Safile USUL H&H YORUM

İlker Başbuğ: Çok kaliteli, çağdaş bir insan. Göreve geldiğinde, “Bana paşa diye hitap etmeyin” demişti. Son derece ölçülü, son derece aklı başında, son derece harika bir şahsiyet. Onu Alman/Fransız vs. tüm Avrupa ülke ordularının başına koyabilirsiniz. Bunu yapabilseydiniz o ülkeler onunla gurur duyar, başlarına taç ederdi. Modern çağın tüm gerekleri konusunda % 100 ehliyet sahibi.
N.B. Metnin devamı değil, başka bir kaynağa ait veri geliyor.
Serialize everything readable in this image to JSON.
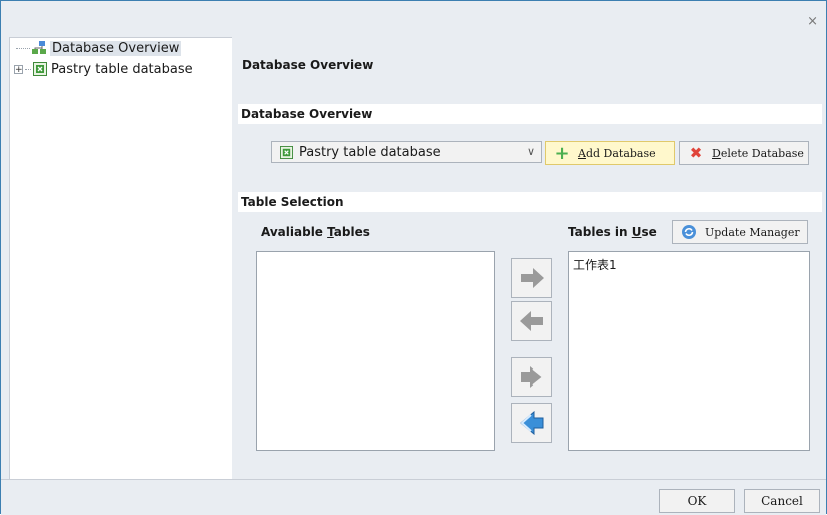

Hükümet ve emrindekilerin iddia ettiğinin tam aksine, hiçbir zaman darbeye teşebbüs etmedi. Tam tersine dünyanın en büyük fiziki ve moral güçlerinden birine sahip Türk Silahlı Kuvvetleri emri altında  ve çok olağanüstü büyük bir gücün sahibi olduğu halde, üzerine acımasızca gelen bir siyasi güce karşı bilerek, isteyerek ve dünyanın en soylu kontrollülüklerinden birisi ile asla fiziki bir güç kullanmadı. İsteseydi bunu yapabilirdi ama o bunu istemedi, uygun görmedi ve yapmadı. O, Türkiye’nin AB’ye uygun bir hukuk devleti olabilmesi için kendisi için mümkün olan tüm kuvvet kullanımlarından bilerek feragat etti. Kendisine bu toprakların bir evladı olarak en derin saygılarımı sunuyor ve bir an önce tutulduğu yerden çıkacağı günleri bekliyorum.
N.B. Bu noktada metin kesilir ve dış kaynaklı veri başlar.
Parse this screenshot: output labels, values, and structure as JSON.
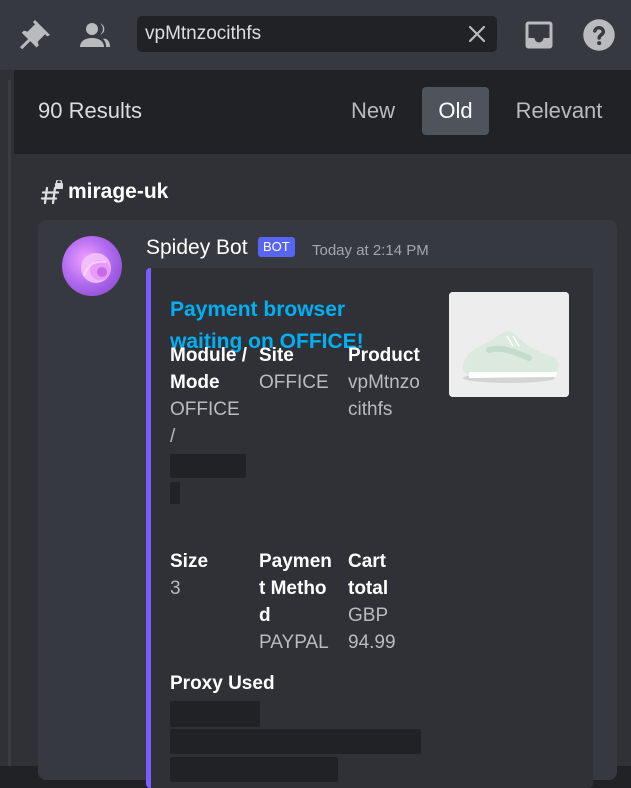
{
  "toolbar": {
    "pin_icon": "pin-icon",
    "members_icon": "members-icon",
    "search_value": "vpMtnzocithfs",
    "clear_icon": "close-icon",
    "inbox_icon": "inbox-icon",
    "help_icon": "help-icon"
  },
  "results": {
    "count_label": "90 Results",
    "sort_options": [
      "New",
      "Old",
      "Relevant"
    ],
    "active_sort": "Old"
  },
  "channel": {
    "name": "mirage-uk",
    "icon": "locked-channel-hash-icon"
  },
  "message": {
    "author": "Spidey Bot",
    "tag": "BOT",
    "timestamp": "Today at 2:14 PM",
    "embed": {
      "accent_color": "#7b5cff",
      "title": "Payment browser waiting on OFFICE!",
      "thumbnail": "sneaker-thumbnail",
      "fields": {
        "module": {
          "name": "Module / Mode",
          "value": "OFFICE /"
        },
        "site": {
          "name": "Site",
          "value": "OFFICE"
        },
        "product": {
          "name": "Product",
          "value": "vpMtnzocithfs"
        },
        "size": {
          "name": "Size",
          "value": "3"
        },
        "payment": {
          "name": "Payment Method",
          "value": "PAYPAL"
        },
        "cart": {
          "name": "Cart total",
          "value": "GBP 94.99"
        },
        "proxy": {
          "name": "Proxy Used",
          "value": ""
        }
      }
    }
  },
  "colors": {
    "app_bg": "#202225",
    "panel_bg": "#2f3136",
    "card_bg": "#36393f",
    "link": "#00aff4",
    "bot_tag": "#5865f2"
  }
}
Nusret Taşdeler: Hakkında fazla birşey bilmiyorum ama TSK’nın soylu bir mensubu olduğundan kuşkum yok. Onun ve silah arkadaşlarının yeri asla ve asla hapishane değil. Onun yeri de Türk Silahlı Kuvvetleri. Soysuz bir hapishane değil.

Mustafa Balbay: Gazeteci. Çok güzel bir eşi ve çocukları var. Eline silah alamayacak ve karınca incitemeyecek birisi olduğundan eminim. Onun yeri de ya  bir gazete veya istiyorsa siyaset kurumları.

Tuncay Özkan: Hiçbirşekilde ağır müebbet alabilecek bir durumu asla ve kata yok. Dünyanın en haksız cezalarından birine uğradı. Onun yeri de istediği yer, gazete veya siyaset.
Yalçın Küçük: Yalçın Küçük son derece ilginç ve sıradışı, özgün bir şahsiyet. Siyasi angajmanları kuvvetli. Onun yeri normal bir demokrasi ülkesinde o ülkenin siyasi tarihinin ilginç bir kişiliği olarak yer alacağı kitaplar.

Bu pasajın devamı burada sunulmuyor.